Signals and Datasets
A Signal provides a time-varying value to the simulation: the power consumed by a server, the power produced by a solar panel, the carbon intensity of the public grid. Every Actor and every entry in a microgrid's grid_signals is backed by a Signal.
Vessim ships three signal types: StaticSignal for constant values, Trace for replaying historical data, and SilSignal for live data sources.
You can easily write your own, only take care that signal.at(elapsed) returns the value at the elapsed time the simulation has accumulated since sim_start.
StaticSignal
StaticSignal always returns the same value. It is useful for baseline loads, fixed production, or as a placeholder during testing:
import vessim as vs
signal = vs.StaticSignal(value=42)
You can update a StaticSignal at runtime via set_value(). This allows a Controller to toggle loads or follow a schedule.
Trace
Trace replays a time series row-by-row. Its index is an offset in seconds since the trace's start (row 0 at 0); as the simulation advances, Trace returns the value at the matching offset.
From in-memory data
Trace accepts a pandas Series or DataFrame with either a numeric index (interpreted as seconds) or a TimedeltaIndex:
import pandas as pd
import vessim as vs
trace = vs.Trace(pd.Series([50, 200, 50], index=[0, 3600, 7200]))
trace = vs.Trace(pd.Series(
[50, 200, 50],
index=pd.to_timedelta(["0s", "1h", "2h"]),
))
Sampling does not need to be uniform. The index must start at 0.
Loading from a CSV
Trace.from_csv reads a CSV whose first column is the offset in seconds and remaining columns hold values:
time,trace_a,trace_b
0,0.10,0.35
3600,0.22,0.47
7200,0.38,0.41
load = vs.Trace.from_csv(
"datasets/load_example.csv",
column="trace_a", # required if the CSV has multiple value columns
)
scale= multiplies all values (handy for normalized data), and missing cells (per column) are dropped.
Datetime data and anchor
Calendar-stamped data is also supported. Pass an anchor to mark which row should sit at offset=0; earlier rows are dropped. This works both for in-memory data and for CSVs with a datetime first column:
datetime,Berlin,Stockholm,Mumbai
2022-06-08 00:05:00,0.0,0.0,0.0
2022-06-08 00:10:00,0.0,0.0,0.0
2022-06-08 00:15:00,0.0,0.0,0.0
solar = vs.Trace.from_csv(
"datasets/solcast.csv",
anchor="2022-06-09 00:00:00",
column="Berlin",
scale=5000,
)
Public data sources
Vessim's CSV schema is intentionally minimal so you can produce it from any source. Common providers for simulation data include:
- Carbon intensity: Electricity Maps or WattTime.
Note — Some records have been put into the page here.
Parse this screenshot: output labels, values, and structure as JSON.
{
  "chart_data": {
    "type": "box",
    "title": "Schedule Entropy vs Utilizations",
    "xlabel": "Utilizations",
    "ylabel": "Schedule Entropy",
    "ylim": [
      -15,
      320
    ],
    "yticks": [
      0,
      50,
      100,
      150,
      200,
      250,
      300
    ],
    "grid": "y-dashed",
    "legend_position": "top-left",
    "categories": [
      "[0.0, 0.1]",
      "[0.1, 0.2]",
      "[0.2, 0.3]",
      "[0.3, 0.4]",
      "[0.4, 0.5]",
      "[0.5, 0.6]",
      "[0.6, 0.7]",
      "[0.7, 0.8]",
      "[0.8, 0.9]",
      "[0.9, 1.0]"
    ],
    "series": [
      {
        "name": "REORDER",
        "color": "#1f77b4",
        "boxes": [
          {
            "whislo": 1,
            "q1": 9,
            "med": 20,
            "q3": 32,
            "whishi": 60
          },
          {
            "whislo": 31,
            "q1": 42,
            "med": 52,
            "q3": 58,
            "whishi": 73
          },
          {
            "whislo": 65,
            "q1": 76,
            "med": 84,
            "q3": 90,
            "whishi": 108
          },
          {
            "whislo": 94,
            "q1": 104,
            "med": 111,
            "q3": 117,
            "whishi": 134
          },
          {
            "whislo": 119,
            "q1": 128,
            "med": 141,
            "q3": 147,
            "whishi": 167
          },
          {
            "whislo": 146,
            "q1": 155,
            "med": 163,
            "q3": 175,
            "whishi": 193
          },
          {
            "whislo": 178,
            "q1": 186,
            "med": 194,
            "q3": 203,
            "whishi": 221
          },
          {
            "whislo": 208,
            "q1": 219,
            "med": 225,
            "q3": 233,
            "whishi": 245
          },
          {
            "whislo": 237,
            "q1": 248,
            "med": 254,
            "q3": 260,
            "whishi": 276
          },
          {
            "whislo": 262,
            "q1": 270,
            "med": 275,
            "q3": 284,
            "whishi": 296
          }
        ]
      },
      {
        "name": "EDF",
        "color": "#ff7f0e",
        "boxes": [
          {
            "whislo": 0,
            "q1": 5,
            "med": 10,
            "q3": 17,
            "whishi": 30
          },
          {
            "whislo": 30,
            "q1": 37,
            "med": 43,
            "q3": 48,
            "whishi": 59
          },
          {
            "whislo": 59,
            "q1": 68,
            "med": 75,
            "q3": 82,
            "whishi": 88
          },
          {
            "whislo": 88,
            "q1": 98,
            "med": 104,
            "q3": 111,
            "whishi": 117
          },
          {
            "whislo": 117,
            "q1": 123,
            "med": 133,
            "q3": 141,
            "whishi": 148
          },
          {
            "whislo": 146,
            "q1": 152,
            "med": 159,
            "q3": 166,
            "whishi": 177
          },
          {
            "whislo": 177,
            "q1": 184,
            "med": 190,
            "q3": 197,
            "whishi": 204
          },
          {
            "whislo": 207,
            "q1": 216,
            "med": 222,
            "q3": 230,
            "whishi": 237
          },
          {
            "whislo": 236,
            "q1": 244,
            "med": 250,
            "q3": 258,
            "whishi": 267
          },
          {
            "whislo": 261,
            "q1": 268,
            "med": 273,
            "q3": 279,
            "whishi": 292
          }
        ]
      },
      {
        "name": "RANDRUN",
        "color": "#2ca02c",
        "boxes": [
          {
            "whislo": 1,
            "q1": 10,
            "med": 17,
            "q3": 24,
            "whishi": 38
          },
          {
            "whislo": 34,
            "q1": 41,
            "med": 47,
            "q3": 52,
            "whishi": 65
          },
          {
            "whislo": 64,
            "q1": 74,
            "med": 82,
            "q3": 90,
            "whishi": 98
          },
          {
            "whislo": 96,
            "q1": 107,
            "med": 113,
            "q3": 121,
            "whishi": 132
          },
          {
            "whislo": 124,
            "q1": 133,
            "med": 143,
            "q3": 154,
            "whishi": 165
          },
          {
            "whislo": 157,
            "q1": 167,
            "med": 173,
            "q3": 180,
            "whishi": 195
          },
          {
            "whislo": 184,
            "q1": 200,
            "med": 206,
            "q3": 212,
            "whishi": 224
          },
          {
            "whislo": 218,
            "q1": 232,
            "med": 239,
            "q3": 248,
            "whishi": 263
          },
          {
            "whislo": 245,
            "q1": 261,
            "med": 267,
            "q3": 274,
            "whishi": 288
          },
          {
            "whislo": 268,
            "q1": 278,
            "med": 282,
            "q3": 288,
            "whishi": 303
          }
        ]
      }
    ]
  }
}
- Weather and solar: Open-Meteo (free historical archive), Solcast (commercial irradiance and PV forecasts), or NREL NSRDB (high-resolution US data). For an example for a public live station feed, see HTW Berlin.
- Electricity prices: ENTSO-E Transparency Platform (European day-ahead and balancing markets), EIA Open Data (US wholesale and retail), Nord Pool (Nordic and Baltic spot markets), or Electricity Maps (price data alongside carbon intensity).
For real-time data instead of historical traces, see the Software-in-the-Loop signals below.
Software-in-the-Loop signals
For real-time simulations, Software-in-the-Loop (SiL) signals poll data from external sources in the background:
PrometheusSignal: pull live metrics (e.g. server power) from a Prometheus server.WatttimeSignal: fetch live grid carbon intensity from the WattTime API.
SiL signals are time-independent: they ignore the elapsed argument and always return their most recent cached value. Use them with Environment.live rather than Environment(...). See Software-in-the-Loop.
You can subclass SilSignal to wrap any other live data source.